Inclined Plane: An inclined plane is a sloped surface that is used to raise or lower an object with less force than would be required to lift it directly. It is a simple machine that allows for the application of a smaller force over a longer distance to achieve the same result as a larger force over a shorter distance.
Joule: The joule (symbol: J) is the standard unit of energy, work, and heat in the International System of Units (SI). It is defined as the amount of work done when a force of one newton acts through a distance of one meter in the direction of the force. The joule is a fundamental unit that is crucial in understanding various physical phenomena and concepts across several areas of physics.
Kinetic Energy: Kinetic energy is the energy an object possesses due to its motion. It is the work required to accelerate a body of a given mass from rest to its stated velocity, and it is directly proportional to the mass of the object and to the square of its velocity.
Mechanical Energy: Mechanical energy is the sum of the potential energy and kinetic energy possessed by an object due to its position and motion. It represents the total energy available to do work or cause change in a mechanical system.
Mechanical Equilibrium: Mechanical equilibrium is a state of balance in which the net force and net torque acting on an object are zero, resulting in the object remaining at rest or in uniform motion. It is a fundamental concept in the study of mechanics and is closely related to the conservation of energy.

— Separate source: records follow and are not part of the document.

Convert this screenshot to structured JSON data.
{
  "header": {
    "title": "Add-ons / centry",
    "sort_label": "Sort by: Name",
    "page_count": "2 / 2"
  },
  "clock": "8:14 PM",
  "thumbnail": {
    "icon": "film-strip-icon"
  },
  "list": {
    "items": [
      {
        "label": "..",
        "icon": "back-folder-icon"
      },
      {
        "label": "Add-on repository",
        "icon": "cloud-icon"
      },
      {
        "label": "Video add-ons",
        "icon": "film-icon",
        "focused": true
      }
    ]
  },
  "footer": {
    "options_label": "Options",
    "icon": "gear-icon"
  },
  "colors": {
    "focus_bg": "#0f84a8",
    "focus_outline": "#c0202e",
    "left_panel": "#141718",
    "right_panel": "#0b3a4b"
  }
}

Non-Conservative Forces: Non-conservative forces are forces that do not satisfy the work-energy theorem, meaning the work done by these forces depends on the path taken between two points rather than just the initial and final positions. They can change the total mechanical energy of a system.
Pendulum: A pendulum is a weight suspended from a fixed point by a string or rod, which swings back and forth due to the force of gravity and the inertia of the weight. It is a classic example of a simple harmonic oscillator and is often used in the study of mechanical energy and the conservation of energy.

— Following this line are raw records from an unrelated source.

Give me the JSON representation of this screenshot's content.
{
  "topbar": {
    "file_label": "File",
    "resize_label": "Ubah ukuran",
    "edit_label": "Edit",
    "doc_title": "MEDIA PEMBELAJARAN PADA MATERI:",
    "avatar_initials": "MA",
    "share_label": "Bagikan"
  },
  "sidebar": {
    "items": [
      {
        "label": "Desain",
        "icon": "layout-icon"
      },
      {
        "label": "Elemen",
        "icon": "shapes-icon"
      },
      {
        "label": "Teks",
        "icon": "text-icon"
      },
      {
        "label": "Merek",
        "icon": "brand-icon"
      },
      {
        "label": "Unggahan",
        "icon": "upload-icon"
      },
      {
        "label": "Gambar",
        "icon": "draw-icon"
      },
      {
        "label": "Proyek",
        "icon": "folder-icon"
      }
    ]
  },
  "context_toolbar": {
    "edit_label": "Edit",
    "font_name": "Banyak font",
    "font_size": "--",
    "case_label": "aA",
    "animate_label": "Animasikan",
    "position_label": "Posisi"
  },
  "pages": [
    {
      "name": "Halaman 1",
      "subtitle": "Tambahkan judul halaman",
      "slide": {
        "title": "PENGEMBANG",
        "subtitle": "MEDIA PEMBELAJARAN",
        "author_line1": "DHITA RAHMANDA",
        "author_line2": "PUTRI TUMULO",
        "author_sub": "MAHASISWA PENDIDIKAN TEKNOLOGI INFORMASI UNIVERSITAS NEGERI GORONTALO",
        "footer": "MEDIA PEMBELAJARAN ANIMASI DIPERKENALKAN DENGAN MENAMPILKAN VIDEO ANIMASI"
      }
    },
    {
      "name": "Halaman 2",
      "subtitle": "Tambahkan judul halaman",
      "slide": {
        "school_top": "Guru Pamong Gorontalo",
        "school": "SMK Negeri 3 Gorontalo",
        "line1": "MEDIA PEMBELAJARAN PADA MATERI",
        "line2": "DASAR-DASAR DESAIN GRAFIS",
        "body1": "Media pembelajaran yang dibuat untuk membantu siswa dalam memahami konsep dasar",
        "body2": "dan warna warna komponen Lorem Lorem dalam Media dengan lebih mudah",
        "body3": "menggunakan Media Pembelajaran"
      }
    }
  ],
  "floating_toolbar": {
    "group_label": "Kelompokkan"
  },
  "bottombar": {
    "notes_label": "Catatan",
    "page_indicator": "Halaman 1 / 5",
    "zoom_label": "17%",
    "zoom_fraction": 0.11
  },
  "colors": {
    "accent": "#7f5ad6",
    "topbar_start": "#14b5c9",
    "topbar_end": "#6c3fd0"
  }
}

Potential Energy: Potential energy is a form of energy that an object possesses due to its position or state, rather than its motion. It is the stored energy an object has the potential to release or convert into other forms of energy, such as kinetic energy or thermal energy.

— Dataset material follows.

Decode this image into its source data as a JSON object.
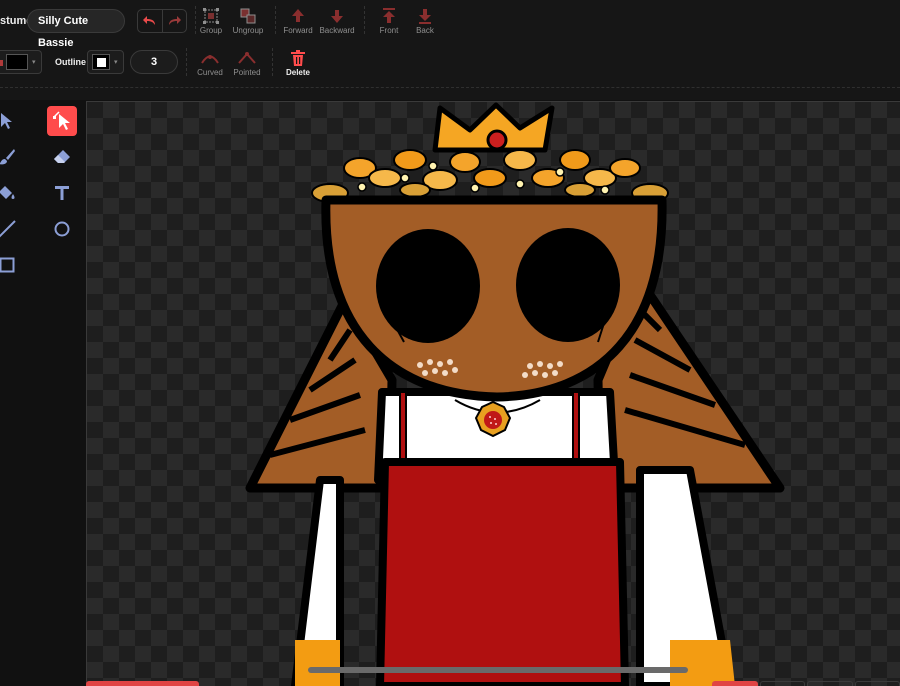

Power: Power is the rate at which work is done or energy is transferred. It represents the amount of energy or work produced or consumed per unit of time. This concept is fundamental to understanding various physical phenomena and their applications across different fields, including mechanics, electricity, and simple machines.
Spring: A spring is an elastic object that can store mechanical energy when compressed or stretched, and then release that energy to perform work. Springs are fundamental components in many mechanical systems, playing a crucial role in the conservation and transformation of energy.
Watt: The watt is the unit of power in the International System of Units (SI), measuring the rate at which energy is transferred or the rate at which work is performed. It is named after the Scottish engineer James Watt, who made significant contributions to the development of the steam engine.
Work: Work is a fundamental concept in physics that describes the transfer of energy through the application of a force over a distance. It represents the amount of energy required to move an object a certain distance in the direction of the applied force, and is a crucial factor in understanding energy transformations and the laws of motion.
Work-Energy Theorem: The work-energy theorem states that the work done on an object is equal to the change in the object's kinetic energy. This fundamental principle connects the concepts of work, force, and energy, and is a crucial tool for analyzing the motion and energy transformations of objects in various physical systems.